Well, if this was O, The Oprah Magazine, this would indeed be the part of the article that offered a bullet-point prescription for how to live as an authentic adult, along with a recommendation for a good panini maker. But as Turgenev said, the responsibility of the artist is only to render the problem authentically, not to propose solutions. Call it a copout if you will, but perhaps it’s this same weakness for pat solutions that drives us (well, you) to blindly sign onto terrible ideas like marriage, children, and career. The move from childhood to adulthood—authentic adulthood, not today’s ubiquitous counterfeit version—is really about the shift from a state of fear to a state of, to quote everyone’s favorite brand of ’90s-era windshield decals, no fear.
At risk of coming off as something I am most definitely not—a Positive Petey, an embracer and advocate of new experiences and drinking deep from the cup of life—I would protest that the main flaw of “adulthood” is that at base it’s about limiting your experiences, out of an overwhelming fear and dread—of what exactly you’re not quite sure—which is to say, out of cowardice. Being an “adult” consists chiefly of hedging against the unknown—securing those paychecks and that health plan, “put[ting] a ring on it,” assuring your DNA’s survival.

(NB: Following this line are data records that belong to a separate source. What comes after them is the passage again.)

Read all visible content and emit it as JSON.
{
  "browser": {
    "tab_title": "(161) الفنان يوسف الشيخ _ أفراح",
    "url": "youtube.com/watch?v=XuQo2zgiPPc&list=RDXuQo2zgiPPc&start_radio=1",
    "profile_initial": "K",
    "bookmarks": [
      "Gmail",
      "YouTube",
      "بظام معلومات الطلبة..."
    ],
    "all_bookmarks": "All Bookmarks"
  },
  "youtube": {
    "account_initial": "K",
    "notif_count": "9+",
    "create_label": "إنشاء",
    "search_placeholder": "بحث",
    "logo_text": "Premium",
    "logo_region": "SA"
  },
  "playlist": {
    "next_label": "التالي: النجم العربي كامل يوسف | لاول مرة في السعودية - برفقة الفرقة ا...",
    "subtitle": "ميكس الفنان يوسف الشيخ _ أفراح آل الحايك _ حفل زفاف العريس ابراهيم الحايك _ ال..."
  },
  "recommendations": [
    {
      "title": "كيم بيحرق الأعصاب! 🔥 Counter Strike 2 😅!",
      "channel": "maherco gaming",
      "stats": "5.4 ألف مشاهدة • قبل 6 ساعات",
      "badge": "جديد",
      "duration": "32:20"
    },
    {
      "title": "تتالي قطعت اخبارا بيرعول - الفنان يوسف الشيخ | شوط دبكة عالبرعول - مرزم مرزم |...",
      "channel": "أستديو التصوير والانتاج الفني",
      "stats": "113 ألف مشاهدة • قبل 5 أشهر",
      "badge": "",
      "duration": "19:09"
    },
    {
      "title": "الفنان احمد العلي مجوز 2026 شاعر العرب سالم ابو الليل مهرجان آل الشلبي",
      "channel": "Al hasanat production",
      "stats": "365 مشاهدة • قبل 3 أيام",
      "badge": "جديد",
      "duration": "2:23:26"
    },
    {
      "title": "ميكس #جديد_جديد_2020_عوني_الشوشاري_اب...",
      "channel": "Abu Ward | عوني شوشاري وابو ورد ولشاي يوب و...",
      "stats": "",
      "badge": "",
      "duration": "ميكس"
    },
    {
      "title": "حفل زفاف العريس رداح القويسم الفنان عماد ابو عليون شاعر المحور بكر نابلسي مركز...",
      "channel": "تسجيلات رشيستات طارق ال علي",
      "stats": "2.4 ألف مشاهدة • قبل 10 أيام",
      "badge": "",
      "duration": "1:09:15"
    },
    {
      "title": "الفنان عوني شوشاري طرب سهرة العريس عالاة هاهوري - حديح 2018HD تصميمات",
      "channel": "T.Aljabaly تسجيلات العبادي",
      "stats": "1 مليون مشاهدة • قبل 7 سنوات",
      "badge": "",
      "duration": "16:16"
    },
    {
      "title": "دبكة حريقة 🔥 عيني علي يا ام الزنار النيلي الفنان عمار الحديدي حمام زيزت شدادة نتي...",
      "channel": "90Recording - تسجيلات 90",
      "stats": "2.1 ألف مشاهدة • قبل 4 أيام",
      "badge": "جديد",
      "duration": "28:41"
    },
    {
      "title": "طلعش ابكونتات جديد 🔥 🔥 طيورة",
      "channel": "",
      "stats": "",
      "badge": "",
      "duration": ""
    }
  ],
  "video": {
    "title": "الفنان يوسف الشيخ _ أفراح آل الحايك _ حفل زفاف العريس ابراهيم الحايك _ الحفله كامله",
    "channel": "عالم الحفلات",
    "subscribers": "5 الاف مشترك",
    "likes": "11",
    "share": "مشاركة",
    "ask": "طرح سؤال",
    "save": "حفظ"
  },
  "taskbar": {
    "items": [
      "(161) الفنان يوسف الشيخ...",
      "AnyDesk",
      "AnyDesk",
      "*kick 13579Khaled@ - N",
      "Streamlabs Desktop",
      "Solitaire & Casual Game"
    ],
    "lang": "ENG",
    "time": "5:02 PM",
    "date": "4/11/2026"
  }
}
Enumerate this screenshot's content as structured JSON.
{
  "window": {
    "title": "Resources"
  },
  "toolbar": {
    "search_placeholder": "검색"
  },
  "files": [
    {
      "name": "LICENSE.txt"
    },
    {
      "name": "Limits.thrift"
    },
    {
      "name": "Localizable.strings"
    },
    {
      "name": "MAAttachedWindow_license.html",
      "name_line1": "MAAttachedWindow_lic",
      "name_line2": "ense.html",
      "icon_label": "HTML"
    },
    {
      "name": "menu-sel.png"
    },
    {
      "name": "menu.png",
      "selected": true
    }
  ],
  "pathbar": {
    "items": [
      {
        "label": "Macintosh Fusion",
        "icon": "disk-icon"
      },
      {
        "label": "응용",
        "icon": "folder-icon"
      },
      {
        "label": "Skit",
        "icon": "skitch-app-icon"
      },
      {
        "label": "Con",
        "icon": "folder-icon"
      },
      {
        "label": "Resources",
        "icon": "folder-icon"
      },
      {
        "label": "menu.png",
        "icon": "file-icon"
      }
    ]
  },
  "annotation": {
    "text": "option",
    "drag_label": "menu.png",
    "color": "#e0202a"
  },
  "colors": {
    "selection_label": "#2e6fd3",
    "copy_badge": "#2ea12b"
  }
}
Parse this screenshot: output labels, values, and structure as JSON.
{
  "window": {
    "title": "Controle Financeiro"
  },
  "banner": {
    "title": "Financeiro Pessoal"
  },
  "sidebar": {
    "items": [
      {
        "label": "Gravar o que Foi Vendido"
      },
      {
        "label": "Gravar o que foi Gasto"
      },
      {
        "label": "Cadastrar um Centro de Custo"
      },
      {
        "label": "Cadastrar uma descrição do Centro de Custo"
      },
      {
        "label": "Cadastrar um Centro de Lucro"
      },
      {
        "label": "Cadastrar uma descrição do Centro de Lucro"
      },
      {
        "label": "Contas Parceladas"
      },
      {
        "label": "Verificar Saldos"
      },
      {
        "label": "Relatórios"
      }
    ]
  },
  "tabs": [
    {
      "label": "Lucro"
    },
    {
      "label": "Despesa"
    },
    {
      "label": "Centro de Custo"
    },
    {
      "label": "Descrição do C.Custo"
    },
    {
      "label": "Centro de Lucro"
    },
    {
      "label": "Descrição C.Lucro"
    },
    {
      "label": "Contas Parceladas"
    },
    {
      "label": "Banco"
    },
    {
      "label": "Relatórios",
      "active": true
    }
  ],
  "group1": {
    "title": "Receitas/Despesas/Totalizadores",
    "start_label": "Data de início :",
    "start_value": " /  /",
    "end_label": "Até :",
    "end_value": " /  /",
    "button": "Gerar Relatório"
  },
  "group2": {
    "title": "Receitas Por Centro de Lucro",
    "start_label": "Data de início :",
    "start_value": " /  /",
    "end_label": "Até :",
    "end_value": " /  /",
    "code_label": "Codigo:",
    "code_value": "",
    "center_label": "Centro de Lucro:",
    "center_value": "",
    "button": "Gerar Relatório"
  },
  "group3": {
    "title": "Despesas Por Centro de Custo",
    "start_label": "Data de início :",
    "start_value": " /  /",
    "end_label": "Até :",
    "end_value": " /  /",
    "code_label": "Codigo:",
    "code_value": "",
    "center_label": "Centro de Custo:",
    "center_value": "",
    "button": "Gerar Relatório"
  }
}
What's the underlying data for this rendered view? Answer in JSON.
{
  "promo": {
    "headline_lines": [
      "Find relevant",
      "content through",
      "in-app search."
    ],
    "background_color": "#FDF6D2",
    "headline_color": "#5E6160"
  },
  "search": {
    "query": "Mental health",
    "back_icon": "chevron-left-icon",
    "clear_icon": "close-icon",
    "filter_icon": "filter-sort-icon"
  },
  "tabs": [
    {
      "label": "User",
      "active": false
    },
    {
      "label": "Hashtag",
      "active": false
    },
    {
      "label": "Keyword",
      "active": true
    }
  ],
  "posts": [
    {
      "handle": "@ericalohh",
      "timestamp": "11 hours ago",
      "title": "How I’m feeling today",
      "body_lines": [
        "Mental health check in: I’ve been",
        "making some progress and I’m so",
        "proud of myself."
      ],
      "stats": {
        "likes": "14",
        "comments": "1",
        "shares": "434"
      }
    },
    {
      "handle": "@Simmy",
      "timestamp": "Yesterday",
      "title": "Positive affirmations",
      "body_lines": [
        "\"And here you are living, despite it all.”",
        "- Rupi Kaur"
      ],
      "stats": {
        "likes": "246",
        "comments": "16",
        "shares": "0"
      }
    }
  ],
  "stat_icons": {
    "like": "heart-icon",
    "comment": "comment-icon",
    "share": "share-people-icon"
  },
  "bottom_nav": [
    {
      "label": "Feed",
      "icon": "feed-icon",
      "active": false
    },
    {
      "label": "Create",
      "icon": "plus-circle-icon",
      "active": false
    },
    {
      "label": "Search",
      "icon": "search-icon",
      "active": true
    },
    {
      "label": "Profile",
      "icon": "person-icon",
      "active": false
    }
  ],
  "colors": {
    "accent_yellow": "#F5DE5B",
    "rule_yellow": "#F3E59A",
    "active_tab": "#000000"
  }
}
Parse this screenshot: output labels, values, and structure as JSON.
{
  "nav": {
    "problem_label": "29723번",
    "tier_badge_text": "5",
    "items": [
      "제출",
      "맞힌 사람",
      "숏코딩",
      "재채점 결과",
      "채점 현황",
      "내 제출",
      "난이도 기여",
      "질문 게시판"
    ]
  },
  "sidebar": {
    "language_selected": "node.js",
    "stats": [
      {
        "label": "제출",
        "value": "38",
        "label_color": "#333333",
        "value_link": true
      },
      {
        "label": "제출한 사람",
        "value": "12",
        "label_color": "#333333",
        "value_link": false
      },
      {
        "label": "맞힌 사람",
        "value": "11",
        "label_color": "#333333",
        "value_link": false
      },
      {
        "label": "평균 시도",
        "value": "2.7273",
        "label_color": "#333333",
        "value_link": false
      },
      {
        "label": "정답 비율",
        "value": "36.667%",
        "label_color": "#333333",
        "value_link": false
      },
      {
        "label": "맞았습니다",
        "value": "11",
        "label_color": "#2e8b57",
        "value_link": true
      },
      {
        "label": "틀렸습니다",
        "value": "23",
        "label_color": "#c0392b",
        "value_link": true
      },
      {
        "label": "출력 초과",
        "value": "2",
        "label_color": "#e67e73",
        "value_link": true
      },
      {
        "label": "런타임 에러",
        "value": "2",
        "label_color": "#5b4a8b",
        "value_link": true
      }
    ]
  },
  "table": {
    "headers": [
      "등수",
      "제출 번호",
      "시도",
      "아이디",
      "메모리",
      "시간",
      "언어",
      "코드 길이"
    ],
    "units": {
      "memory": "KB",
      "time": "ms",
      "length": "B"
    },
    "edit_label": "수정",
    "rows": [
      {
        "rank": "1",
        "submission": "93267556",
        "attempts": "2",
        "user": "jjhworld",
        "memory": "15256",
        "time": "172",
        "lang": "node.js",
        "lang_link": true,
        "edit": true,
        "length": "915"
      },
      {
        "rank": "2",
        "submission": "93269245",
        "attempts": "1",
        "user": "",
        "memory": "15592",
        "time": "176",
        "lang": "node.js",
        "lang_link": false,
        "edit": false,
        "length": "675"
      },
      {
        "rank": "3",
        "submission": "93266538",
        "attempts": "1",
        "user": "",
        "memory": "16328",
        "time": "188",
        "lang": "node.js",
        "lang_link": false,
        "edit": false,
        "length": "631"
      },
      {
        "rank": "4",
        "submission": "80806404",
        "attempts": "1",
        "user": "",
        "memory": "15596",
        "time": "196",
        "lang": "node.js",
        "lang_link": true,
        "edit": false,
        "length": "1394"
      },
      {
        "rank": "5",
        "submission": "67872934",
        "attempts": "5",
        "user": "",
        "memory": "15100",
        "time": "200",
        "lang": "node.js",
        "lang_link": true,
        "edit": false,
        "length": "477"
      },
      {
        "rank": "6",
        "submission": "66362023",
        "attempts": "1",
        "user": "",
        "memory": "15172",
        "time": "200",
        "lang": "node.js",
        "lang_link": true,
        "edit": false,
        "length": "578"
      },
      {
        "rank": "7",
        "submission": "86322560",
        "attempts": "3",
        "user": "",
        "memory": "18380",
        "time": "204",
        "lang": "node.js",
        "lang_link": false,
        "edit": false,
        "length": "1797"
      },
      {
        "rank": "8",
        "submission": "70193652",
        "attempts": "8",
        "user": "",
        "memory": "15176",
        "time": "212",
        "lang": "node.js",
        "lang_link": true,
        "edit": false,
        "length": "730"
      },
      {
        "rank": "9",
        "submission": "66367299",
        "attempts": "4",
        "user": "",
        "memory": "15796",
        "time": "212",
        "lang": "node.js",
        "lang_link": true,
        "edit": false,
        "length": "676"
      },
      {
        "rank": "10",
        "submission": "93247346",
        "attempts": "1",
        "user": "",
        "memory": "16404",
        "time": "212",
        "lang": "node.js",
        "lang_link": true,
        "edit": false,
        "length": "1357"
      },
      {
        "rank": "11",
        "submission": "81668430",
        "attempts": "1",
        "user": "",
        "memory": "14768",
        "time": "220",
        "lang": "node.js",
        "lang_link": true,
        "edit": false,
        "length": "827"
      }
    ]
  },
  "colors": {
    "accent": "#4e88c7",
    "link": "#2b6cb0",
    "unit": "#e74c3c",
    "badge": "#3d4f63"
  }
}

And if you spend your best years systematically excluding the possibility of grace, doesn’t it follow that you’re going to be miserable? I mean, I’m surprised that most midlife crises take the relatively harmless forms of sports cars and affairs. If I’d stayed on that path, my fortieth birthday might have found me in a clock tower with a high-powered rifle.
As it is, I don’t know where I’ll be when I hit that milestone. Ten years ago, when I was graduating college, any acceptable future I could conceive of included a career, a wife, and a family. Lucky for me, I grew up.